E’ Raffaele Mariano, figlio di Ciro Mariano indicato come lo storico capoclan del gruppo dei Quartieri spagnoli, l’uomo arrestato questa notte. Mariano è stato bloccato da due poliziotti liberi dal servizio, l’uno appartenente ai Nibbio dell’Ufficio Prevenzione Generale e l’altro al Commissariato Dante. Gli agenti lo hanno notato all’esterno di un bar in via Mezzocannone: aveva con sè un borsello da cui fuoriusciva un oggetto simile ad una pistola. Gli agenti lo hanno fermato trovandolo in possesso di una pistola giocattolo del tipo revolver,  modificata e resa offensiva, caricata con 4 cartucce calibro 38. Mariano junior è stato così arrestato con l’accusa di porto abusivo d’armi. Resta da capire il perchè della presenza di Mariano in quella zona: poco distante abitano esponenti del gruppo Saltalamacchia, gruppo indicato come contrapposto a quello dei ‘picuozzi’. Un’ipotesi investigativa al momento che dovrà essere completata da opportuni riscontri.

La situazione criminale ai Quartieri spagnoli

C’è una data precisa a partire dalla quale termina la tregua ai Quartieri spagnoli, il 23 dicembre 2019. E’ quello il giorno della clamorosa scarcerazione di Eduardo Saltalamacchia, boss emergente della zona della Pignasecca, che, grazie alla strategia difensiva del suo legale (l’avvocato Leopoldo Perone), evita quattordici anni di reclusione e torna a casa. Poi la ‘parentesi’ dell’emergenza Covid-19 con i clan del centro storico dormienti ma che si risvegliano manco a dirlo con la fine del lockdown. Già nei mesi scorsi vi erano stati tentativi di mediazione in nome degli affari, tentativi tutti morti sul nascere ma quel che è particolare è la singolare coincidenza che vede i maggiori boss della zona tutti in libertà.

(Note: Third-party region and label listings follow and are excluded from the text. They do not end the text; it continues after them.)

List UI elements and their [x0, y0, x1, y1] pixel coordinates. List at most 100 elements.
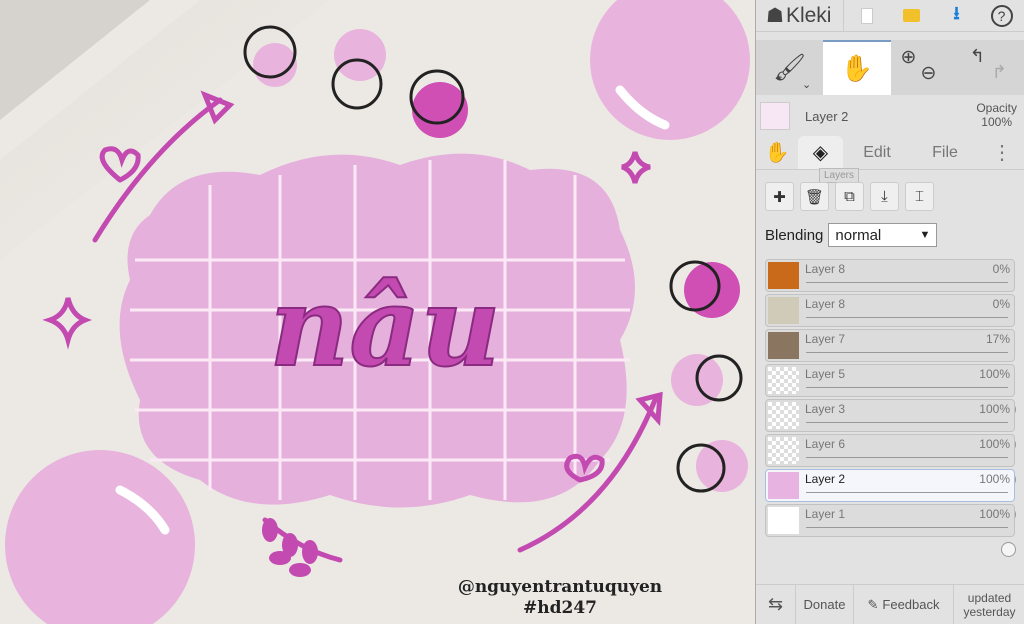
layer-thumbnail: [768, 297, 799, 324]
folder-icon: [903, 9, 920, 22]
layer-opacity: 0%: [992, 297, 1010, 311]
hand-icon: ✋: [840, 53, 874, 83]
side-panel: ☗ Kleki ⭳ ? 🖌 ⌄ ✋ ⊕ ⊖ ↰ ↱ Layer 2 Opacity 10…: [755, 0, 1024, 624]
merge-down-icon: ⤓: [881, 188, 888, 205]
rename-icon: ⌶: [914, 188, 924, 205]
layer-item[interactable]: Layer 7 17%: [765, 329, 1015, 382]
redo-icon[interactable]: ↱: [992, 62, 1007, 83]
layer-item[interactable]: Layer 1 100%: [765, 504, 1016, 557]
layers-icon: ◈: [812, 142, 829, 164]
layer-thumbnail: [768, 332, 799, 359]
help-button[interactable]: ?: [979, 0, 1024, 31]
tab-layers[interactable]: ◈: [798, 136, 843, 169]
donate-button[interactable]: Donate: [796, 585, 854, 624]
layer-thumbnail: [768, 472, 799, 499]
layer-opacity: 17%: [985, 332, 1010, 346]
layer-name: Layer 6: [805, 437, 846, 451]
trash-icon: 🗑: [804, 188, 825, 206]
swap-icon: ⇆: [767, 594, 784, 614]
zoom-tools: ⊕ ⊖: [891, 40, 958, 95]
slider-knob[interactable]: [1001, 542, 1016, 557]
layer-opacity: 100%: [979, 472, 1010, 486]
chevron-down-icon: ⌄: [802, 79, 812, 91]
layer-opacity: 100%: [979, 402, 1010, 416]
feedback-button[interactable]: ✎ Feedback: [854, 585, 954, 624]
brush-tool[interactable]: 🖌 ⌄: [756, 40, 823, 95]
undo-icon[interactable]: ↰: [970, 46, 985, 67]
blending-select[interactable]: normal ▼: [828, 223, 938, 247]
tab-file[interactable]: File: [911, 136, 979, 169]
layer-name: Layer 8: [805, 262, 846, 276]
layer-opacity: 100%: [979, 367, 1010, 381]
opacity-slider[interactable]: [806, 422, 1016, 452]
tab-hand[interactable]: ✋: [756, 136, 798, 169]
layer-item[interactable]: Layer 3 100%: [765, 399, 1016, 452]
zoom-out-icon[interactable]: ⊖: [921, 62, 937, 85]
hand-icon: ✋: [764, 142, 790, 164]
layer-name: Layer 7: [805, 332, 846, 346]
rename-layer-button[interactable]: ⌶: [905, 182, 934, 211]
current-layer-info: Layer 2 Opacity 100%: [756, 100, 1024, 134]
current-layer-thumbnail: [760, 102, 790, 130]
opacity-slider[interactable]: [806, 527, 1016, 557]
app-name: Kleki: [785, 3, 832, 27]
layer-item[interactable]: Layer 8 0%: [765, 259, 1015, 312]
new-file-button[interactable]: [844, 0, 889, 31]
layer-item[interactable]: Layer 6 100%: [765, 434, 1016, 487]
opacity-value: 100%: [981, 115, 1012, 129]
feedback-label: Feedback: [882, 597, 940, 612]
layer-thumbnail: [768, 402, 799, 429]
layer-name: Layer 5: [805, 367, 846, 381]
layer-item[interactable]: Layer 8 0%: [765, 294, 1015, 347]
more-menu-button[interactable]: ⋮: [979, 136, 1024, 169]
blending-label: Blending: [765, 226, 824, 244]
layer-name: Layer 2: [805, 472, 846, 486]
layer-thumbnail: [768, 262, 799, 289]
updated-link[interactable]: updated yesterday: [954, 585, 1024, 624]
chevron-down-icon: ▼: [919, 229, 931, 241]
opacity-slider[interactable]: [806, 387, 1016, 417]
layer-opacity: 0%: [992, 262, 1010, 276]
artwork: nâu: [0, 0, 750, 624]
plus-icon: ✚: [773, 188, 786, 206]
swap-side-button[interactable]: ⇆: [756, 585, 796, 624]
merge-down-button[interactable]: ⤓: [870, 182, 899, 211]
credit-hashtag: #hd247: [523, 598, 597, 618]
download-icon: ⭳: [953, 2, 960, 23]
layers-tooltip: Layers: [819, 168, 860, 183]
add-layer-button[interactable]: ✚: [765, 182, 794, 211]
open-file-button[interactable]: [889, 0, 934, 31]
duplicate-layer-button[interactable]: ⧉: [835, 182, 864, 211]
layer-thumbnail: [768, 507, 799, 534]
layer-opacity: 100%: [979, 507, 1010, 521]
save-button[interactable]: ⭳: [934, 0, 979, 31]
drawing-canvas[interactable]: nâu @nguyentrantuquyen #hd247: [0, 0, 755, 624]
duplicate-icon: ⧉: [844, 188, 855, 205]
layer-name: Layer 8: [805, 297, 846, 311]
feedback-icon: ✎: [867, 596, 879, 612]
artwork-word: nâu: [269, 262, 500, 391]
opacity-slider[interactable]: [806, 492, 1016, 522]
blending-value: normal: [835, 226, 882, 244]
layer-list: Layer 8 0% Layer 8 0% Layer 7 17% Layer …: [765, 259, 1016, 557]
zoom-in-icon[interactable]: ⊕: [901, 46, 917, 69]
layer-item[interactable]: Layer 5 100%: [765, 364, 1016, 417]
hand-tool[interactable]: ✋: [823, 40, 891, 95]
layer-item[interactable]: Layer 2 100%: [765, 469, 1016, 522]
tab-edit[interactable]: Edit: [843, 136, 911, 169]
help-icon: ?: [990, 4, 1013, 27]
current-layer-name: Layer 2: [805, 109, 849, 124]
layer-opacity: 100%: [979, 437, 1010, 451]
kleki-logo[interactable]: ☗ Kleki: [756, 0, 844, 31]
opacity-slider[interactable]: [806, 457, 1016, 487]
delete-layer-button[interactable]: 🗑: [800, 182, 829, 211]
layer-name: Layer 3: [805, 402, 846, 416]
layer-thumbnail: [768, 437, 799, 464]
credit-handle: @nguyentrantuquyen: [457, 577, 663, 597]
opacity-slider[interactable]: [799, 282, 1008, 312]
opacity-slider[interactable]: [806, 352, 1008, 382]
layer-name: Layer 1: [805, 507, 846, 521]
opacity-slider[interactable]: [799, 317, 1008, 347]
more-vertical-icon: ⋮: [992, 142, 1012, 164]
opacity-label: Opacity: [976, 101, 1017, 115]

La divisione del territorio

Il primo è Saltalamacchia che gli investigatori più esperti vedono come un vero e proprio emergente. Ha la sua roccaforte alla Pignasecca e nella zona di via Pasquale Scura. Poi c’è Ciro Mariano ‘o picuozzo che solo qualche mese fa dichiarò ormai la sua estraneità alla camorra. Il vecchio padrino è considerato, soprattutto dai più giovani, come una sorta di leggenda. Mariano abita nella zona di vico Cariati a Colonne dove nei mesi scorsi ci sono state diverse stese. Altro ras emergente è Antonio Esposito ‘o pallino legato ad alcune famiglie di vico Lungo Gelso. Esposito è inoltre figlio di Ciro, un ex scissionista del clan Mariano. Il giovane ras nei mesi scorsi era emerso come il ‘garante’ dei nuovi equilibri nella zona: secondo quegli accordi agli ex colonnelli legati ai Mariano sarebbe andata la gestione di buona parte dei Quartieri Spagnoli. Ai Masiello sarebbe andata Largo Baracche (guidati da Vincenzo Masiello ‘cucù’, l’altro boss emergente della zona). La Pignasecca sarebbe rimasta a Eduardo Saltalamacchia mentre il Pallonetto e l’area a ridosso di piazza Trieste e Trento sotto l’influenza degli Elia. Il Cavone di piazza Dante invece sarebbe rimasto appannaggio del gruppo Cianciulli.